My guess would be think they're filtering the traffic and prioritizing certain types. On my own script, I ran into a rate limit after 7 requests!

LTL_FTC•1w ago
It sounds like you don’t need immediate llm responses and can batch process your data nightly? Have you considered running a local llm? May not need to pay for api calls. Today’s local models are quite good. I started off with cpu and even that was fine for my pipelines.
queenkjuul•1w ago
Agreed, I'm pretty amazed at what I'm able to do locally just with an AMD 6700XT and 32GB of RAM. It's slow, but if you've got all night...
kreetx•1w ago
Though haven't done any extensive testing then I personally could easily get by with current local models. The only reason I don't is that the hosted ones all have free tiers.
ydu1a2fovb•1w ago
Can you suggest any good llms for cpu?
R_D_Olivaw•1w ago
Following.
LTL_FTC•1w ago
I started off using gpt-oss-120b on cpu. It uses about 60-65gb of memory or so but my workstation has 128gb of ram. If I had less ram, I would start off with the gpt-oss-20b model and go from there. Look for MoE models as they are more efficient to run.
Aerbil313•6d ago
Hey Olivaw, saw a comment of yours asking about planners. Wanted to reply but it’s expired. Check out bullet journalling.
R_D_Olivaw•4d ago
Thanks for the reply!

Bullet journaling is neat, but I'm far too whacky with my notes to stick to that kind of structure.

I have various other structures I implement, but they're just hodge podges of things.

LTL_FTC•1w ago
I started off using gpt-oss-120b on cpu. It uses about 60-65gb of memory or so but my workstation has 128gb of ram. If I had less ram, I would start off with the gpt-oss-20b model and go from there. Look for MoE models as they are more efficient to run.
ok_orco•1w ago
I haven't thought about that, but really want to dig in more now. Any places you recommend starting?
LTL_FTC•1w ago
I started off using gpt-oss-120b on cpu. It uses about 60-65gb of memory or so but my workstation has 128gb of ram. If I had less ram, I would start off with the gpt-oss-20b model and go from there. Look for MoE models as they are more efficient to run.

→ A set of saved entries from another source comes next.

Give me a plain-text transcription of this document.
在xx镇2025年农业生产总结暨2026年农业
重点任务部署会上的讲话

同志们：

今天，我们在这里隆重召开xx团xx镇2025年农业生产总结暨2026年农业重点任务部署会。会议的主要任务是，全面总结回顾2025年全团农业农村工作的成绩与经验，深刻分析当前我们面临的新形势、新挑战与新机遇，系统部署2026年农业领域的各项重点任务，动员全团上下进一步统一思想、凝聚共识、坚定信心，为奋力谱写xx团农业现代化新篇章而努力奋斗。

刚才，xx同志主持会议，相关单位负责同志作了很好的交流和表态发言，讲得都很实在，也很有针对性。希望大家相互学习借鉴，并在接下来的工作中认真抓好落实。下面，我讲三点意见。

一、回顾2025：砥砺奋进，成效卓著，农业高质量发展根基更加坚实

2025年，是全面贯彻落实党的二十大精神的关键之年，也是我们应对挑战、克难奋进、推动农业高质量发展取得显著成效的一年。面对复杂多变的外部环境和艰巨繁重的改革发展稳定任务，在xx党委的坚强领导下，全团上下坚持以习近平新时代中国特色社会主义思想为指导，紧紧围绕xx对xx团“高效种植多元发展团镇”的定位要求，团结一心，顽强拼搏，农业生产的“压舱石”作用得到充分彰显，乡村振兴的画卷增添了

My old threadripper pro was seeing about 15tps, which was quite acceptable for the background tasks I was running.

44za12•1w ago
This is the way. I actually mapped out the decision tree for this exact process and more here:

https://github.com/NehmeAILabs/llm-sanity-checks

homeonthemtn•1w ago
That's interesting. Is there any kind of mapping to these respective models somewhere?
44za12•1w ago
Yes, I included a 'Model Selection Cheat Sheet' in the README (scroll down a bit).

I map them by task type:

Tiny (<3B): Gemma 3 1B (could try 4B as well), Phi-4-mini (Good for classification). Small (8B-17B): Qwen 3 8B, Llama 4 Scout (Good for RAG/Extraction). Frontier: GPT-5, Llama 4 Maverick, GLM, Kimi

Is that what you meant?

hyuuu•1w ago
at the sake of being obvious, do you have a tiny llm gating this decision and classifying and directing the task to its appropriate solution?
andai•6d ago
>Before you reach for a frontier model, ask yourself: does this actually need a trillion-parameter model?

>Most tasks don't. This repo helps you figure out which ones.

About a year ago I was testing Gemini 2.5 Pro and Gemini 2.5 Flash for agentic coding. I found they could both do the same task, but Gemini Pro was way slower and more expensive.

This blew my mind because I'd previously been obsessed with "best/smartest model", and suddenly realized what I actually wanted was "fastest/dumbest/cheapest model that can handle my task!"

joshribakoff•1w ago
Have you looked into https://maartengr.github.io/BERTopic/index.html ?
DeathArrow•1w ago
You also can try to use cheaper models like GLM, Deepseek, Qwen,at least partially.
deepsummer•1w ago
As much as I like the Claude models, they are expensive. I wouldn't use them to process large volumes of data. Gemini 2.5 Flash-Lite is $0.10 per million tokens. Grok 4.1 Fast is really good and only $0.20. They will work just as well for most simple tasks.